Une quinzaine de députés UDI-Agir et LR ont par ailleurs déposé le 19 juin au Conseil d'Etat un recours en annulation contre le décret d'application de cette mesure publié dimanche. La veille, deux associations d'automobilistes avaient déposé un recours similaire devant la Haute Juridiction administrative.

"Grève des panneaux" dans la Creuse

Sur le terrain, la grogne continue. Le conseil départemental de la Creuse, qui s'était opposé en février au changement de limitation de vitesse sur les routes secondaires a fait savoir ce 20 juin qu'il ne ferait rien pour changer les panneaux de signalisation et laisserait l'opération entièrement à la charge de l'Etat. La présidente du département, Valérie Simonet (Les Républicains), considère en effet que la réforme "va contribuer à l'enclavement du département". "En l'absence de concertation, que l'Etat se débrouille", a-t-elle ainsi lancé au micro de France Bleu Creuse. Interrogé par l'AFP, le service de communication a confirmé mercredi que le conseil départemental "ne s'opposera pas à la mise en oeuvre (de la limitation) par les services de l'Etat" mais "ne mettra aucun moyen en oeuvre, ni financier, ni technique, ni humain" pour le passage à 80km/h.

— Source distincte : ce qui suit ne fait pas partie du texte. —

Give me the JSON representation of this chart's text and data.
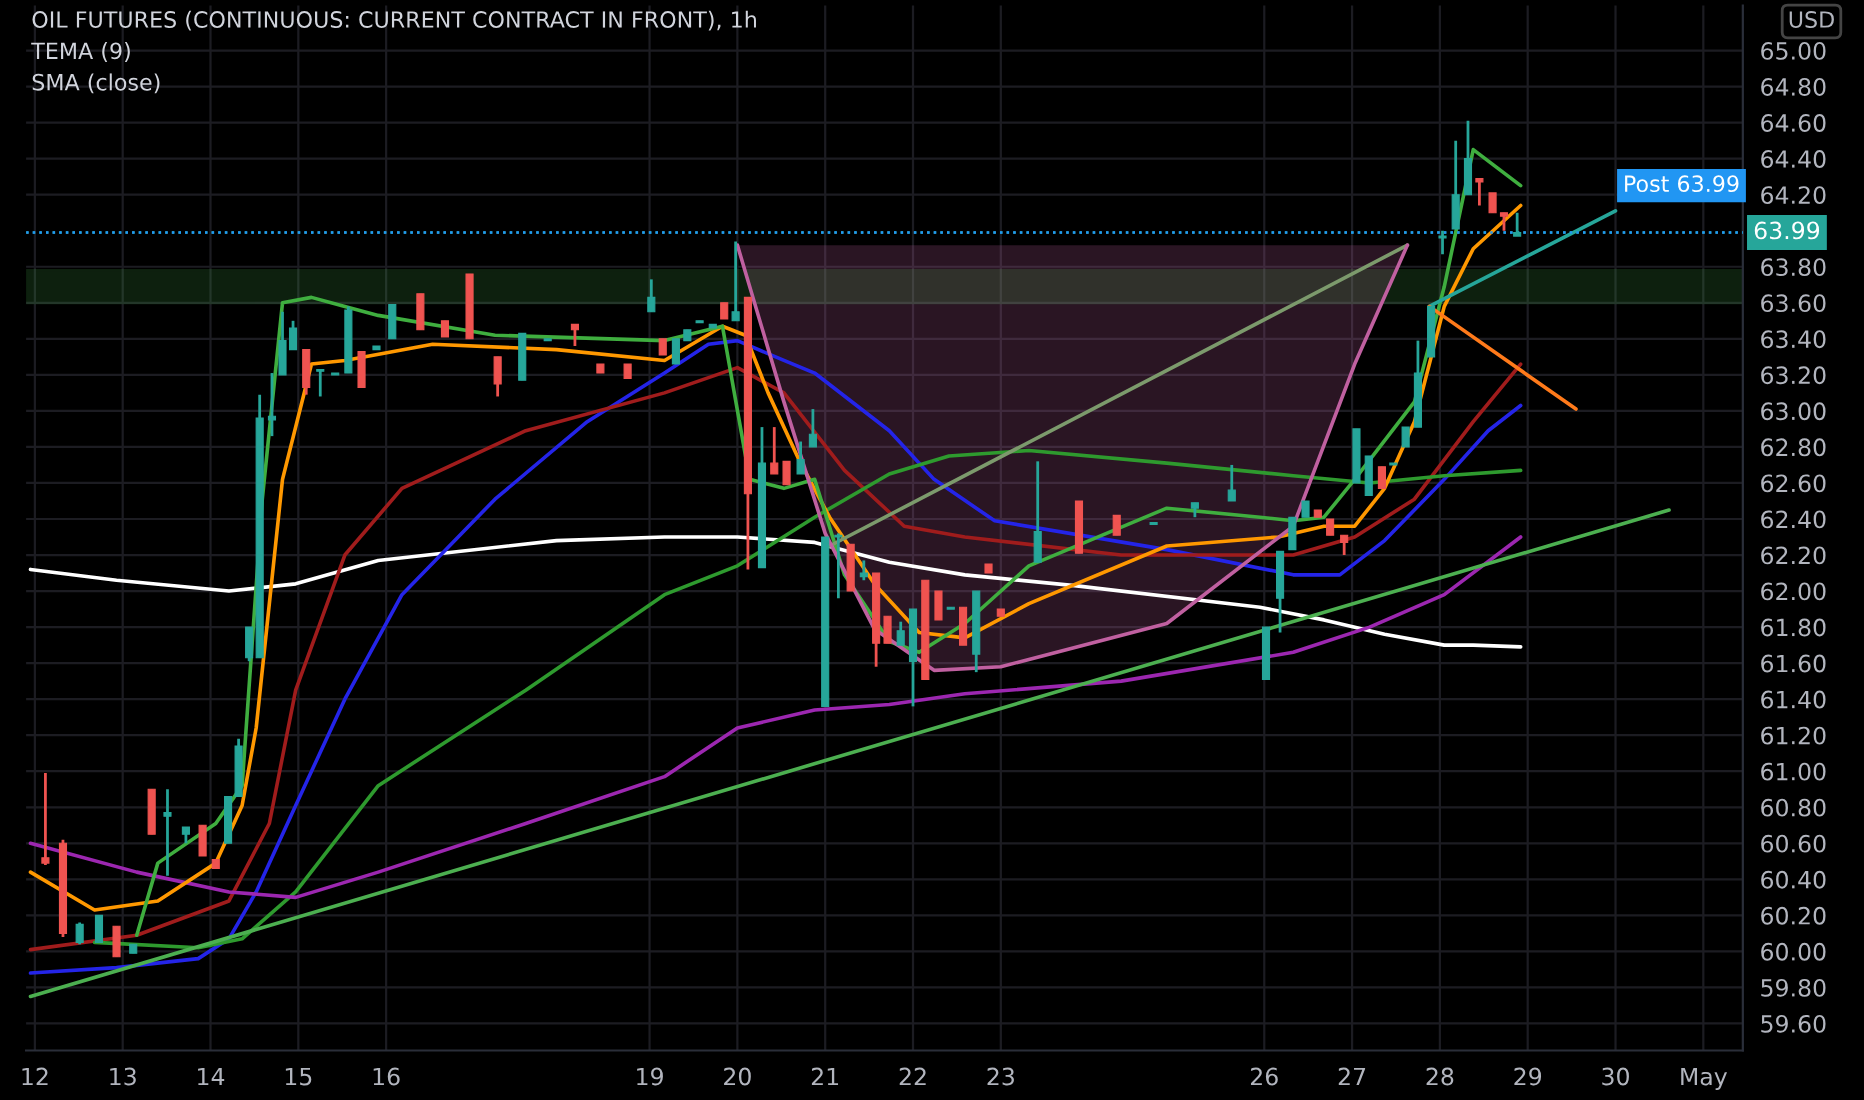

Un nouveau clip de la Sécurité routière

Malgré les nombreuses critiques à l'encontre de la mesure, la Sécurité routière s'active pour en assurer la promotion. Un nouveau clip sera diffusé dès dimanche, avec comme message "Treize mètres, c'est ce qui vient de lui sauver la vie en roulant à 80 km/h". Selon une étude présentée mercredi, un automobiliste gagne en effet 13 mètres en distance de freinage lorsqu'il roule à 80 km/h, contre 90 en vigueur actuellement sur des routes bidirectionnelles sans séparateur central. "C'est parce que la vitesse moyenne aura diminué qu'on va éviter tout une série d'accidents, parce qu'on va pouvoir freiner beaucoup plus vite", a défendu, lors d'une conférence de presse, le Délégué interministériel à la sécurité routière, Emmanuel Barbe. En outre, la même étude relève que le temps perdu sur un même trajet de 39 km entre un véhicule roulant à 90 km/h et un autre à 80 km/h, ne représente qu'une minute et 32 secondes.